I’d seen this kind of thing before. People get a shot to the head and their brain goes sideways. They talked about their dreams, some movie they saw when they were six, all kinds of shit. He needed medical attention fast. I tried to get him to lie down, but he wriggled away.
“When my wife changed she tried to eat me.”
Goddamnit. This was bad, but maybe if I went along with it it would calm him down. “What do you mean tried to eat you?”
He threw out his arms and looked around. “I don’t know. I really don’t. I’m sorry about all the blood. I was hoping to get far away before something like this happened.”
“Just wait there, sir. I’m calling you an ambulance.”
He stabbed a finger in my direction. “Some bodyguard you are. This is your fault. When the shit hits the fan, you’re the one who threw it. I’m toxic, but I was going away. Now it’s too late.” He touched his nose and held out a bloody hand.
By now, there was a crowd around us. People were running wild, grabbing the cash. The situation was getting out of control. I gently put my hand on McKee’s shoulder. “Please, sir. Stop moving.”
He bit my hand until I let go. Then he jumped over the freeway guardrail and started down a small embankment toward the feeder road. “It’s too late,” he shouted. “It’s out in the air. I’m out in the air. It’s too late.”
I followed him, but wasn’t fast enough. McKee calmly stepped in front of a fuel truck headed for the airport. For someone who was worried about a few drops of blood a minute earlier, he sure left a lot around after that stunt.
Poor bastard.
Hell, poor me . I was about to be out of a job. Maybe worse.
I went back up the embankment and found my phone on the floor of the limo. Before calling work, I texted Alexandra.
Shits come up. Can’t make it now. See you tonight?
And got back:
okay later gator
I called the company and told them about the wreck and McKee offing himself. They were sending the cops, an ambulance, and a corporate rep. I was more scared of the rep than anything else that had happened that day.
I sat in the car, rubbed my shoulder and thought about what McKee had said. Something was out. What did that mean? And his wife tried to eat him? None of it made any sense, which I guess helps explain why he strolled out in front of that truck. He was nuts.
While I was waiting for the rep and others to arrive, the wind changed direction and my throat went dry. Nearby, someone said, “What’s that smell?”

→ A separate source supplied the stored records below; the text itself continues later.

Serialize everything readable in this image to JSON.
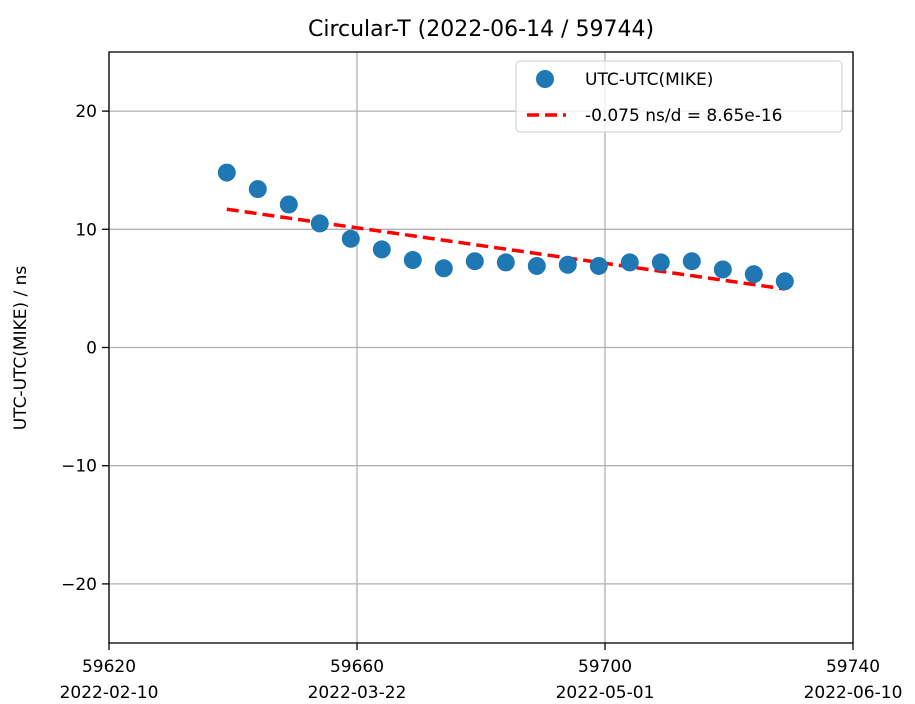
{
  "chart_data": {
    "type": "scatter",
    "title": "Circular-T  (2022-06-14 / 59744)",
    "xlabel": "",
    "ylabel": "UTC-UTC(MIKE) / ns",
    "xlim": [
      59620,
      59740
    ],
    "ylim": [
      -25,
      25
    ],
    "x_ticks": [
      {
        "mjd": "59620",
        "date": "2022-02-10"
      },
      {
        "mjd": "59660",
        "date": "2022-03-22"
      },
      {
        "mjd": "59700",
        "date": "2022-05-01"
      },
      {
        "mjd": "59740",
        "date": "2022-06-10"
      }
    ],
    "y_ticks": [
      "-20",
      "-10",
      "0",
      "10",
      "20"
    ],
    "grid": true,
    "legend_position": "top-right",
    "series": [
      {
        "name": "UTC-UTC(MIKE)",
        "kind": "scatter",
        "color": "#1f77b4",
        "x": [
          59639,
          59644,
          59649,
          59654,
          59659,
          59664,
          59669,
          59674,
          59679,
          59684,
          59689,
          59694,
          59699,
          59704,
          59709,
          59714,
          59719,
          59724,
          59729
        ],
        "y": [
          14.8,
          13.4,
          12.1,
          10.5,
          9.2,
          8.3,
          7.4,
          6.7,
          7.3,
          7.2,
          6.9,
          7.0,
          6.9,
          7.2,
          7.2,
          7.3,
          6.6,
          6.2,
          5.6
        ]
      },
      {
        "name": "-0.075 ns/d = 8.65e-16",
        "kind": "line",
        "style": "dashed",
        "color": "#ff0000",
        "x": [
          59639,
          59729
        ],
        "y": [
          11.7,
          4.95
        ]
      }
    ]
  }
}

A few of us stood there for a minute with our noses in the air like a pack of dogs.
Finally, the cabbie who hit me said, “I think it’s chalk. Like in school.”
He was right. That was my first time smelling it on the wind. Later on, I realized that most of these grinning idiots with me on the side of the road were probably dead meat.

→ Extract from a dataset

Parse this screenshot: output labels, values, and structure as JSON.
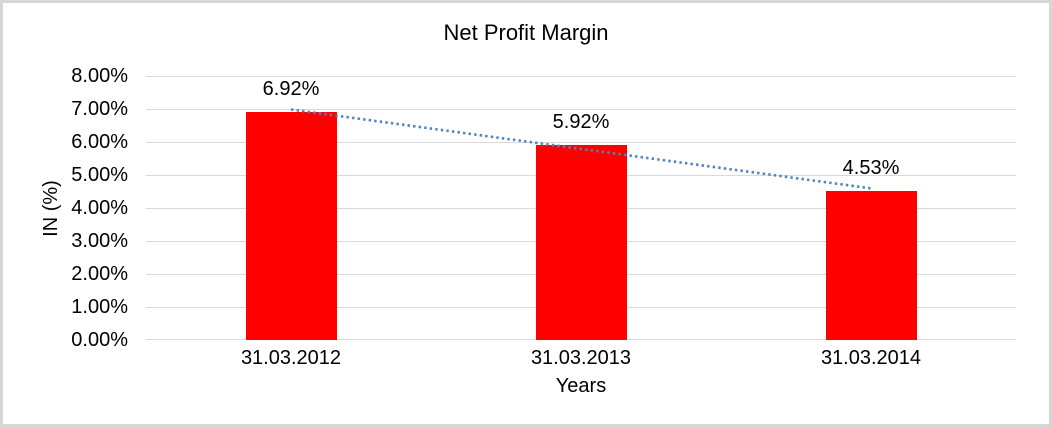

Me, on the other hand? If I didn’t get arrested, I was going to a fucking party.
* * *
You learn your lessons the hard way these days. You learn or you’re gone. It’s not a rule. It’s just reality.

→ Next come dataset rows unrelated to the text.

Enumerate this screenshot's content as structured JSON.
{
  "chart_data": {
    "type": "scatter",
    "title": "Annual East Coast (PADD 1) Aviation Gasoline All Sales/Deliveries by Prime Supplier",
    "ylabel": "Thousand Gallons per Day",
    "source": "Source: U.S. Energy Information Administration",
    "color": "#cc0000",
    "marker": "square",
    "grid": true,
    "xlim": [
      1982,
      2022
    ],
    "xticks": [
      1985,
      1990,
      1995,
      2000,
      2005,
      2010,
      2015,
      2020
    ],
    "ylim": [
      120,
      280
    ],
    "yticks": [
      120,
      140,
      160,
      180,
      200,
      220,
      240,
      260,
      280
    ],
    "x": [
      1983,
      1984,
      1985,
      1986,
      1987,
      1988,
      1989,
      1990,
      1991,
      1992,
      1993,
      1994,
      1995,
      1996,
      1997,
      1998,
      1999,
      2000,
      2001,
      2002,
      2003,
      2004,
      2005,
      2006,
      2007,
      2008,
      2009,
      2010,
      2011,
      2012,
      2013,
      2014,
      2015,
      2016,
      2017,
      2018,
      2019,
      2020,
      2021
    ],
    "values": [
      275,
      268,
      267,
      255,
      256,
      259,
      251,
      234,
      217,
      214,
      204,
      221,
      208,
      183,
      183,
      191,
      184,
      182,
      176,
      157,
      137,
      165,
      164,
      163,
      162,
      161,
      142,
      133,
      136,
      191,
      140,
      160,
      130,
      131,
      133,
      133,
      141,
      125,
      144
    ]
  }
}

The thing you need to know about Rollers is that while they look like one big beast, they’re really made out of a lot of little ones. You see, people who get infected change fast. You can hear their bones crack as they curl up into fetal balls, while spines like barbed wire sprout out of their backs. If more than one person is changing, they’ll crawl together and spiral around each other into a spiked ball of bleeding meat.